Fulmar dragged the body into the living room, putting it where it would be out of sight of someone standing at the door, but making no other effort to conceal it. Then he straightened the rugs he’d put into disarray dragging the body.
“Did you have to kill him?” Gisella asked, very low.
“It was necessary,” he said, then thought that sounded a little too harsh. He wanted her afraid of him, not hysterical.
“I knew him, you remember. He would have remembered me. I haven’t changed that much.”
She laughed nastily at that.
“My God,” she said,“if they catch us, they’ll kill us.”

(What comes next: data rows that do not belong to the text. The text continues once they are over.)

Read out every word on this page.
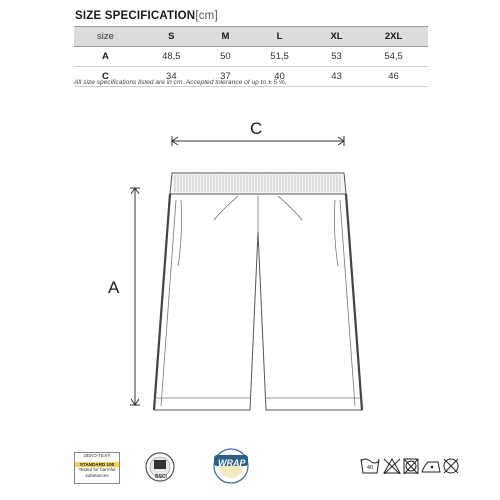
SIZE SPECIFICATION[cm]
size	S	M	L	XL	2XL
A	48,5	50	51,5	53	54,5
C	34	37	40	43	46
All size specifications listed are in cm. Accepted tolerance of up to ± 5 %.
C
A
OEKO-TEX®
STANDARD 100
Tested for harmful substances	BSCI
WRAP	40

Fulmar didn’t reply. He went to the window and looked down at Burgweg. There was a small, diesel-engined Mercedes parked by a No Parking sign.
“Does Peis have a driver?” he asked.
“No,” she said.
“Then as soon as your father gets here, we’ll take his car to Frankfurt and catch the Vienna train.”
“Why are we going to Vienna?” she asked. “It’s in the opposite direction.”
“Because it’s safer,” he told her.
They were going to Budapest, but if they were caught on the way, it was better that neither she nor her father knew their ultimate destination.
“My father’s liable to have a heart attack when he sees Peis,” Gisella said. It was not a cliché; she meant it.
Fulmar shrugged.
“When you… left Marburg, the last time,” she said,“and he questioned me, he burned my breasts with lighted cigarettes. The pain… I should feel something now that you’ve killed him. But I don’t. I just can’t believe any of this is happening.”